84 Insoweit ist mit der Kommission hinzuzufügen, dass sich aus dem mit Art. 267 AEUV eingeführten System unter Berücksichtigung von Art. 47 Abs. 2 der Charta ergibt, dass dann, wenn ein einzelstaatliches Gericht, dessen Entscheidungen nicht mehr mit Rechtsmitteln des innerstaatlichen Rechts angefochten werden können, annimmt, dass es von der in Art. 267 Abs. 3 AEUV vorgesehenen Pflicht, den Gerichtshof um Vorabentscheidung zu ersuchen, befreit ist, die Begründung seiner Entscheidung entweder erkennen lassen muss, dass die aufgeworfene unionsrechtliche Frage für die Entscheidung des Rechtsstreits nicht erheblich ist oder dass sich die Auslegung der betreffenden Unionsrechtsvorschrift auf die Rechtsprechung des Gerichtshofs stützt oder – wenn es keine solche Rechtsprechung gibt – dass die Auslegung des Unionsrechts für das in letzter Instanz entscheidende einzelstaatliche Gericht derart offenkundig ist, dass für einen vernünftigen Zweifel keinerlei Raum bleibt (Urteil vom 6. Oktober 2021, Consorzio Italian Management und Catania Multiservizi, C‑561/19, EU:C:2021:799, Rn. 51). Im Übrigen kann ein Kläger unter den in der Rechtsprechung vorgesehenen Voraussetzungen den Ersatz des durch den Verstoß gegen die Vorlagepflicht entstandenen Schadens verlangen sowie anregen, dass die Kommission ein Vertragsverletzungsverfahren wegen des Verstoßes des betreffenden Mitgliedstaats gegen die Vorlagepflicht einleitet (vgl. in diesem Sinne Urteil vom 21. Dezember 2021, Randstad Italia, C‑497/20, EU:C:2021:1037, Rn. 79 und 80 sowie die dort angeführte Rechtsprechung).

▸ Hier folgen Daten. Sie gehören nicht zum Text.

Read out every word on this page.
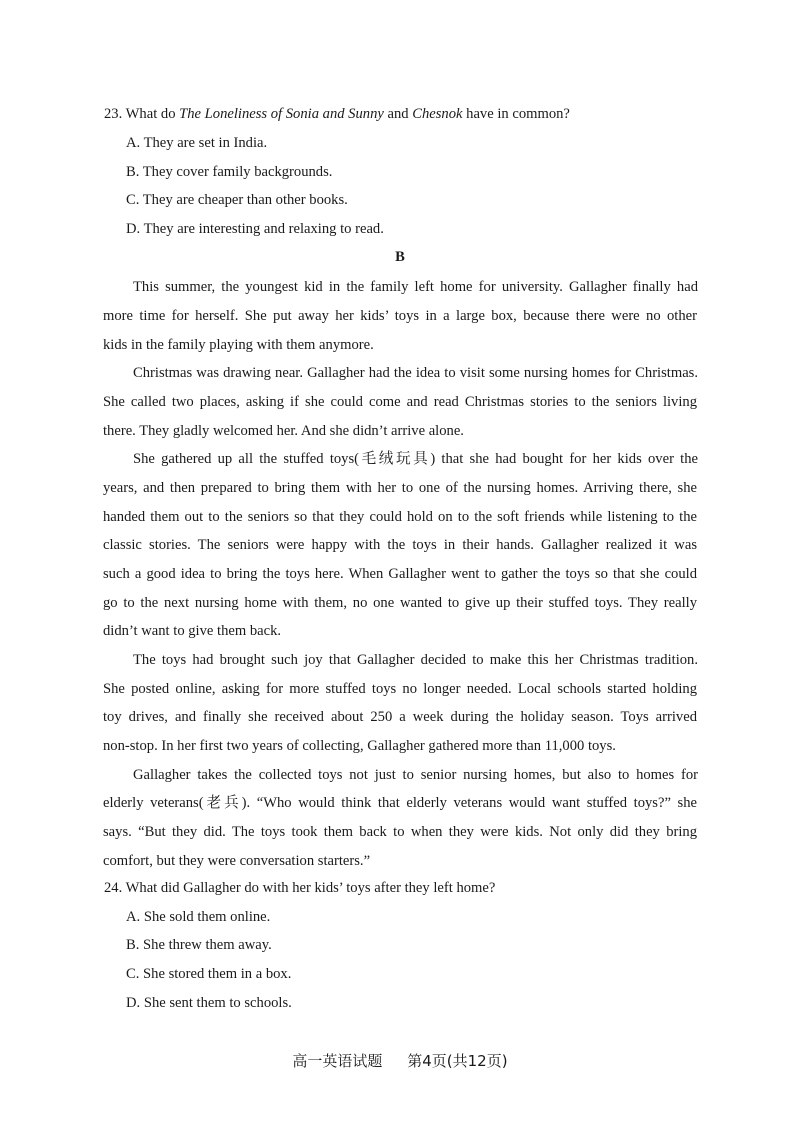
23. What do The Loneliness of Sonia and Sunny and Chesnok have in common?

A. They are set in India.

B. They cover family backgrounds.

C. They are cheaper than other books.

D. They are interesting and relaxing to read.

B

This summer, the youngest kid in the family left home for university. Gallagher finally had

more time for herself. She put away her kids’ toys in a large box, because there were no other

kids in the family playing with them anymore.

Christmas was drawing near. Gallagher had the idea to visit some nursing homes for Christmas.

She called two places, asking if she could come and read Christmas stories to the seniors living

there. They gladly welcomed her. And she didn’t arrive alone.

She gathered up all the stuffed toys(毛绒玩具) that she had bought for her kids over the

years, and then prepared to bring them with her to one of the nursing homes. Arriving there, she

handed them out to the seniors so that they could hold on to the soft friends while listening to the

classic stories. The seniors were happy with the toys in their hands. Gallagher realized it was

such a good idea to bring the toys here. When Gallagher went to gather the toys so that she could

go to the next nursing home with them, no one wanted to give up their stuffed toys. They really

didn’t want to give them back.

The toys had brought such joy that Gallagher decided to make this her Christmas tradition.

She posted online, asking for more stuffed toys no longer needed. Local schools started holding

toy drives, and finally she received about 250 a week during the holiday season. Toys arrived

non-stop. In her first two years of collecting, Gallagher gathered more than 11,000 toys.

Gallagher takes the collected toys not just to senior nursing homes, but also to homes for

elderly veterans(老兵). “Who would think that elderly veterans would want stuffed toys?” she

says. “But they did. The toys took them back to when they were kids. Not only did they bring

comfort, but they were conversation starters.”

24. What did Gallagher do with her kids’ toys after they left home?

A. She sold them online.

B. She threw them away.

C. She stored them in a box.

D. She sent them to schools.

高一英语试题 第4页(共12页)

85 Folglich kann Herr Frajese nicht mit Erfolg geltend machen, dass ihm dadurch, dass seine Klage als unzulässig abgewiesen worden sei, unter Verstoß gegen Art. 47 der Charta sein Recht auf wirksamen gerichtlichen Rechtsschutz vorenthalten worden sei.
86 Unter diesen Umständen ist der vierte Rechtsmittelgrund zurückzuweisen.
87 Da keiner der Rechtsmittelgründe des vorliegenden Rechtsmittels durchgreift, ist dieses insgesamt zurückzuweisen.
Kosten
88 Nach Art. 184 Abs. 2 der Verfahrensordnung entscheidet der Gerichtshof über die Kosten, wenn das Rechtsmittel unbegründet ist. Nach Art. 138 Abs. 1 der Verfahrensordnung, der nach deren Art. 184 Abs. 1 auf das Rechtsmittelverfahren Anwendung findet, ist die unterliegende Partei auf Antrag zur Tragung der Kosten zu verurteilen.
89 Da Herr Frajese mit seinem Vorbringen unterlegen ist, sind ihm neben seinen eigenen Kosten gemäß dem Antrag der Kommission deren Kosten aufzuerlegen.
Aus diesen Gründen hat der Gerichtshof (Achte Kammer) für Recht erkannt und entschieden:
1. Das Rechtsmittel wird zurückgewiesen.
2. Herr Giovanni Frajese trägt seine eigenen Kosten sowie die Kosten der Europäischen Kommission.